Aperto e chiuso
“Tra le scappatoie possibili, la più semplicistica (e, per anni, purtroppo la più diffusa) è stata quella di considerare l’indicibile/impensabile come un non-ente, cui Wittgenstein si riferirebbe al solo scopo di dimostrare che la sana regione dei fatti e della piena dicibilità sarebbe l’unica realmente degna del pensiero – col risultato che una filosofia distinta dalle scienze naturali non avrebbe altro compito che dimostrare rigorosamente la propria inutilità […]
D’altro canto, una soluzione opposta e speculare, ma non meno insoddisfacente, sarebbe quella che considera l’apertura all’indicibile come un’esperienza a sé stante, distinta e separata da ogni altra. Si tratta della lettura più tradizionale – o se vogliamo più metafisica – del mistico, quella che postula un ‘sentimento’ o una ‘intuizione’ del mondo come intero delimitato accanto alla conoscenza ordinaria dei fatti e dunque al di là di ogni contingenza intramondana – il che finisce regolarmente col votare la filosofia al paradosso di voler pensare l’impensabile […]

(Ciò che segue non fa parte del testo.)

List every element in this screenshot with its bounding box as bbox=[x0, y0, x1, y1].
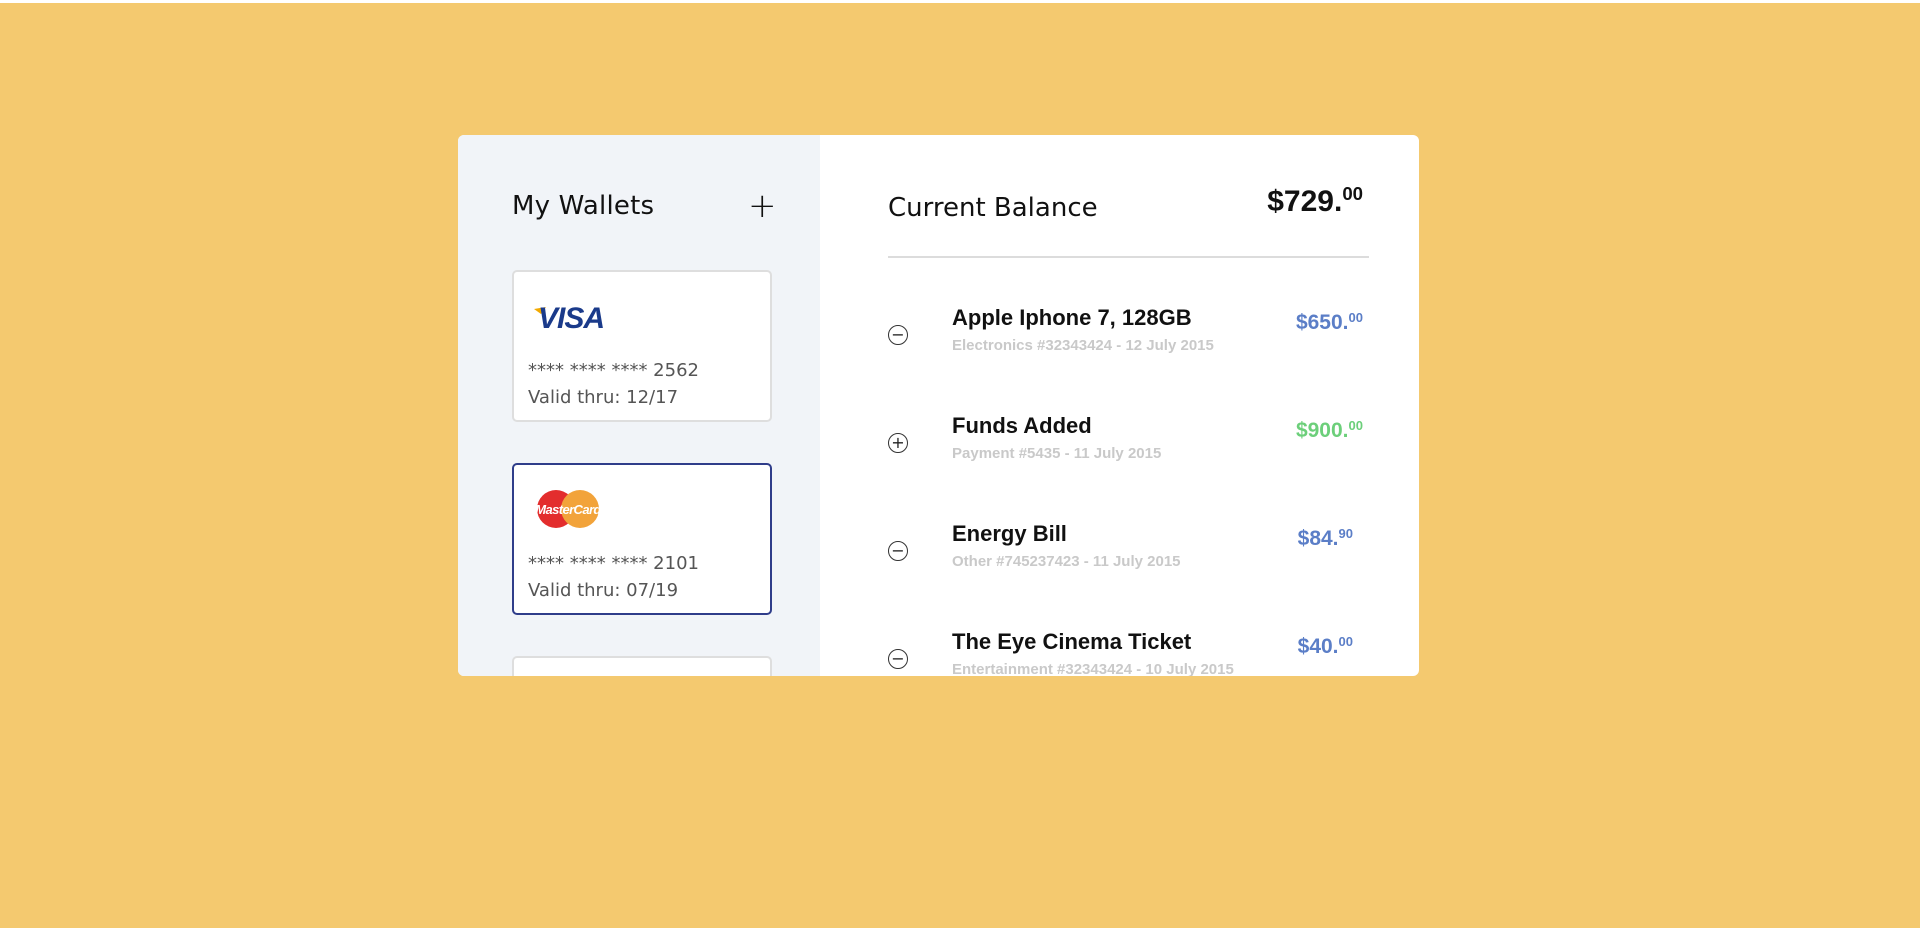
wallet-card-visa[interactable]: VISA **** **** **** 2562 Valid thru: 12/… bbox=[512, 270, 772, 422]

Il punto decisive sta insomma nell’intendere il «dire» e il «mostrare» come le due articolazioni necessarie di un unico atto di senso, che non può dire alcunché se non mostrando qualcosa di indicibile – qualcosa che, come vedremo, non è altro che la dicibilità stessa dei fatti in generale”
(M. De Carolis, Una lettura del Tractatus di Wittgenstein, Cronopio 1999, pp. 28-29).
Mi auguro che tutti coloro i quali – Ratzinger compreso – pensano di regolare i conti con il pensiero filosofico schiacciandolo sull’alternativa: o la filosofia è aperta a ciò che è al di là della contingenza intramondana, oppure è chiusa all’esperienza dell’indicibile Altro (e se è chiusa è dittatura del relativismo) vogliano rifletterci un po’ su.